CPU: user: 0.00 s, system: 0.00 s, elapsed: 0.00 s.
INFO:  index "maintenance_task_name_idx" now contains 9555 row versions in 787 pages
DETAIL:  0 index row versions were removed.
690 index pages have been deleted, 690 are currently reusable.
CPU: user: 0.00 s, system: 0.00 s, elapsed: 0.00 s.
INFO:  "maintenance_task": found 0 removable, 145247 nonremovable row versions in 2459 out of 4847 pages
DETAIL:  145217 dead row versions cannot be removed yet, oldest xmin: 928967630
There were 180 unused item pointers.
Skipped 1 page due to buffer pins, 2387 frozen pages.
0 pages are entirely empty.
CPU: user: 0.05 s, system: 0.00 s, elapsed: 0.34 s.
INFO:  vacuuming "pg_toast.pg_toast_22903432"
INFO:  index "pg_toast_22903432_index" now contains 0 row versions in 1 pages
DETAIL:  0 index row versions were removed.
0 index pages have been deleted, 0 are currently reusable.
CPU: user: 0.00 s, system: 0.00 s, elapsed: 0.00 s.
INFO:  "pg_toast_22903432": found 0 removable, 0 nonremovable row versions in 0 out of 0 pages
DETAIL:  0 dead row versions cannot be removed yet, oldest xmin: 928967630
There were 0 unused item pointers.
Skipped 0 pages due to buffer pins, 0 frozen pages.
0 pages are entirely empty.
CPU: user: 0.00 s, system: 0.00 s, elapsed: 0.00 s.
VACUUM

What can be done to prevent the growing number of the dead tuples/ slowing down of the scheduling query?

Best Answer

The setting old_snapshot_threshold was added in Postgres 9.6 for cases like this.
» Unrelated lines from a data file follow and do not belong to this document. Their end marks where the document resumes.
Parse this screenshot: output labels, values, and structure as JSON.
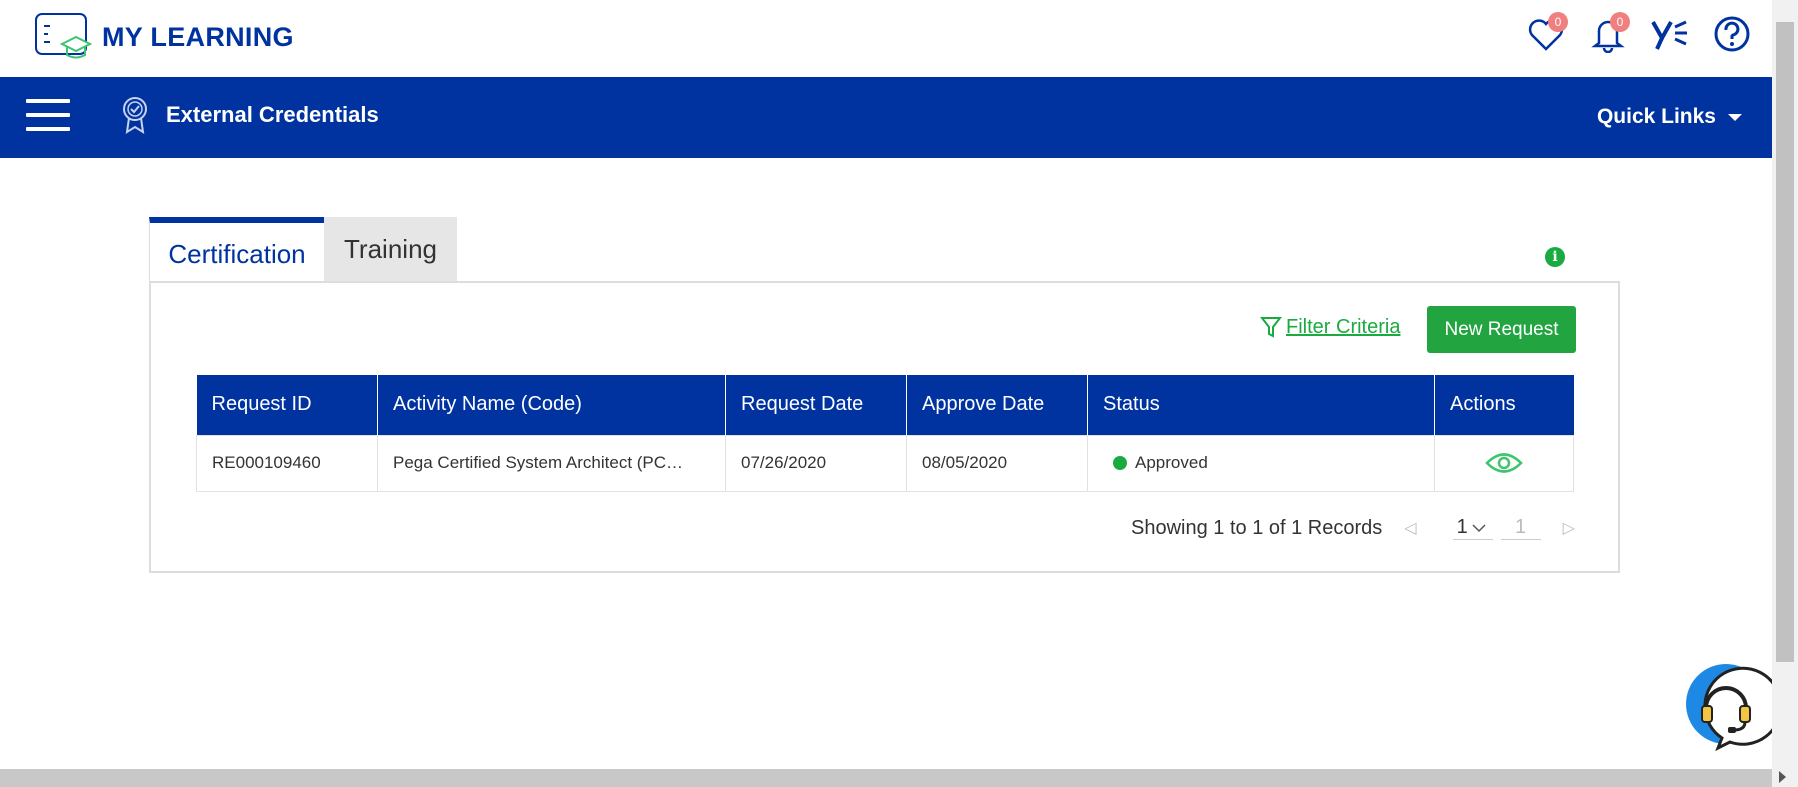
{
  "app": {
    "title": "MY LEARNING"
  },
  "header": {
    "favorites": {
      "icon": "heart-icon",
      "count": "0"
    },
    "notifications": {
      "icon": "bell-icon",
      "count": "0"
    },
    "brand_icon": "yammer-icon",
    "help_icon": "help-icon"
  },
  "nav": {
    "menu_icon": "hamburger-menu-icon",
    "page_icon": "certificate-badge-icon",
    "page_title": "External Credentials",
    "quick_links": "Quick Links"
  },
  "tabs": [
    {
      "label": "Certification",
      "active": true
    },
    {
      "label": "Training",
      "active": false
    }
  ],
  "toolbar": {
    "filter_label": "Filter Criteria",
    "new_request_label": "New Request"
  },
  "table": {
    "columns": [
      "Request ID",
      "Activity Name (Code)",
      "Request Date",
      "Approve Date",
      "Status",
      "Actions"
    ],
    "rows": [
      {
        "request_id": "RE000109460",
        "activity_name": "Pega Certified System Architect (PC…",
        "request_date": "07/26/2020",
        "approve_date": "08/05/2020",
        "status": "Approved",
        "action_icon": "eye-icon"
      }
    ]
  },
  "pagination": {
    "summary": "Showing 1 to 1 of 1 Records",
    "page_size": "1",
    "page": "1"
  },
  "colors": {
    "primary": "#0033a0",
    "success": "#22a441",
    "badge": "#f08080"
  }
}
A long-open query will not be allowed to hold back the vacuum indefinitely. If the query never needs data that might have been vacuumed away, it will complete as normal. If finds it does need such data, it will throw an error. And if it is part of a forgotten-about connection, it will hang around indefinitely but not cause table bloat while doing so.
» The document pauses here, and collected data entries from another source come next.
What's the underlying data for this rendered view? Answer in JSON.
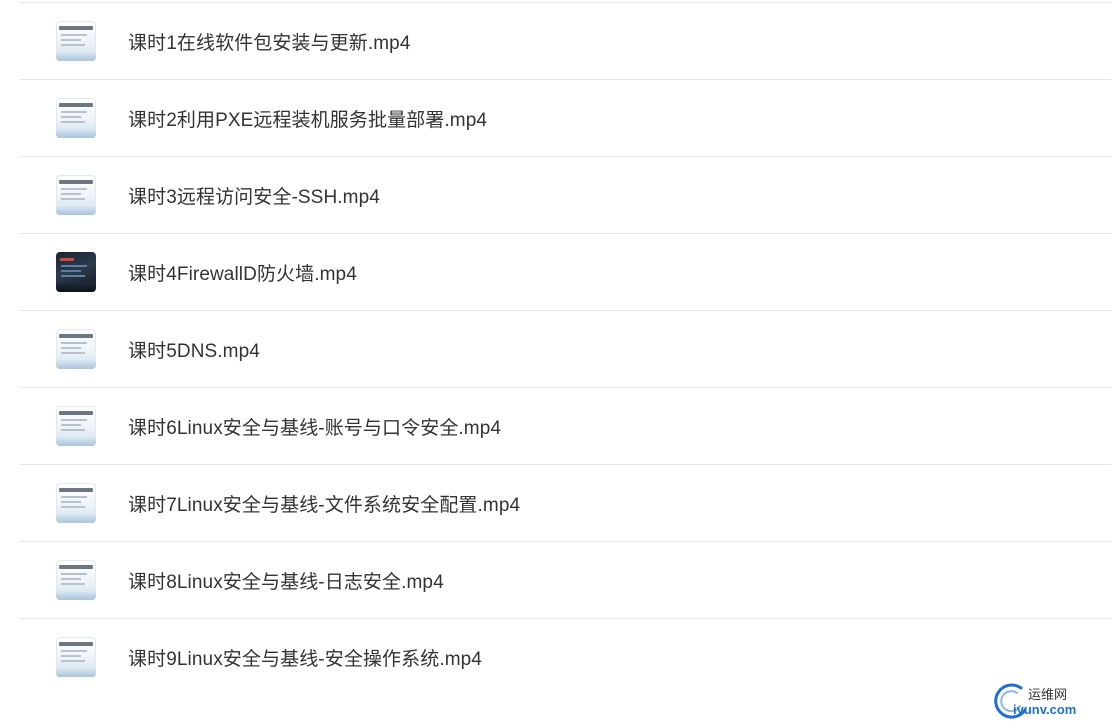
{
  "files": [
    {
      "name": "课时1在线软件包安装与更新.mp4",
      "thumbnail": "document-preview"
    },
    {
      "name": "课时2利用PXE远程装机服务批量部署.mp4",
      "thumbnail": "document-preview"
    },
    {
      "name": "课时3远程访问安全-SSH.mp4",
      "thumbnail": "document-preview"
    },
    {
      "name": "课时4FirewallD防火墙.mp4",
      "thumbnail": "dark-video-preview"
    },
    {
      "name": "课时5DNS.mp4",
      "thumbnail": "document-preview"
    },
    {
      "name": "课时6Linux安全与基线-账号与口令安全.mp4",
      "thumbnail": "document-preview"
    },
    {
      "name": "课时7Linux安全与基线-文件系统安全配置.mp4",
      "thumbnail": "document-preview"
    },
    {
      "name": "课时8Linux安全与基线-日志安全.mp4",
      "thumbnail": "document-preview"
    },
    {
      "name": "课时9Linux安全与基线-安全操作系统.mp4",
      "thumbnail": "document-preview"
    }
  ],
  "watermark": {
    "top_text": "运维网",
    "bottom_text": "iyunv.com"
  },
  "colors": {
    "text": "#333333",
    "divider": "#e6e6e6",
    "watermark_blue": "#1e6fd1"
  }
}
Note, however, that this setting prevents autovacuum from returning freed space at the end of relations to the operating system, since that is needed to detect the error condition. Only a manual VACUUM FULL will still force it. So while it can help to fight one type of table bloat (exactly your problem), it can lead to another kind (often less critical).

Alternatively consider idle_in_transaction_session_timeout, which terminates sessions being idle for too long. Chose your settings wisely.